Como um gigantesco e penoso “moedor de carne” – no dizer do meu colega Max – a universidade destrói os alicerces que sustentavam o(a) menino(a) que emerge perdido(a) e temeroso(a) nos caminhos tortuosos do campus. Infelizmente, para uma enorme parcela dos estudantes, a rebeldia juvenil dá lugar a um conformismo e a uma postura altiva e pedante, apenas alguns anos passados do ingresso na escola médica. O que era inquietude vira certeza, o que um dia foi cooperação vira disputa e os sentimentos mais nobres que nos impulsionaram um dia a instrumentalizar a fraternidade se transformam em exercício de poder e preconceito de classe.

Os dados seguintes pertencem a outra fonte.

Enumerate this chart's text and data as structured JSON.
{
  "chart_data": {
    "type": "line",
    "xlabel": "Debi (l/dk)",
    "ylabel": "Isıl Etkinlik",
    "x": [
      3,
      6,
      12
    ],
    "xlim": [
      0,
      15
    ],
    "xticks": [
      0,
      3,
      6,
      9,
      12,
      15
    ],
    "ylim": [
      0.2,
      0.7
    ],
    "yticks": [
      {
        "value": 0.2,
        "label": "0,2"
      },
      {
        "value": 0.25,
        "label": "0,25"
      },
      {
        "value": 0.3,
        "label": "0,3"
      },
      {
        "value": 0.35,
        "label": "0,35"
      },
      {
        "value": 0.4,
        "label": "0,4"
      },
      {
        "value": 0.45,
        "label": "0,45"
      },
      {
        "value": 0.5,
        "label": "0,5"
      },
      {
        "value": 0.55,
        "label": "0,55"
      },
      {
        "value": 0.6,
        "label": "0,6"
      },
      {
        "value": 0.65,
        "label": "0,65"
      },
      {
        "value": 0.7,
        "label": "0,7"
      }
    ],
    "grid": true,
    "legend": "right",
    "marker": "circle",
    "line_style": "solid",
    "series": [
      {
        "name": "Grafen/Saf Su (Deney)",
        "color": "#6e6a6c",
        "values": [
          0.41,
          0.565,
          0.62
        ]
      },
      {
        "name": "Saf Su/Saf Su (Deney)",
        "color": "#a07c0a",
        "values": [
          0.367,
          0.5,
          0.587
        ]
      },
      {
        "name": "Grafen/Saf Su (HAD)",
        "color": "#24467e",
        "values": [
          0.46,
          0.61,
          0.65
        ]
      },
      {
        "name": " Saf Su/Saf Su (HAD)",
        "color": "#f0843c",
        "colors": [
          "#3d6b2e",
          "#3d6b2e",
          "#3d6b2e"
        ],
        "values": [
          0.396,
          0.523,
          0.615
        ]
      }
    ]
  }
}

O trote serve como ritual de passagem para o convívio na universidade. Como bem nos esclareceu Robbie eles são repetitivos, padronizados e simbólicos e nos levam direto aos códigos valorativos profundos da cultura. Neste caso eles mostram a face mais feia e distorcida de uma sociedade excludente, racista, homofóbica, preconceituosa e alienada dos valores mais nobres da arte de curar.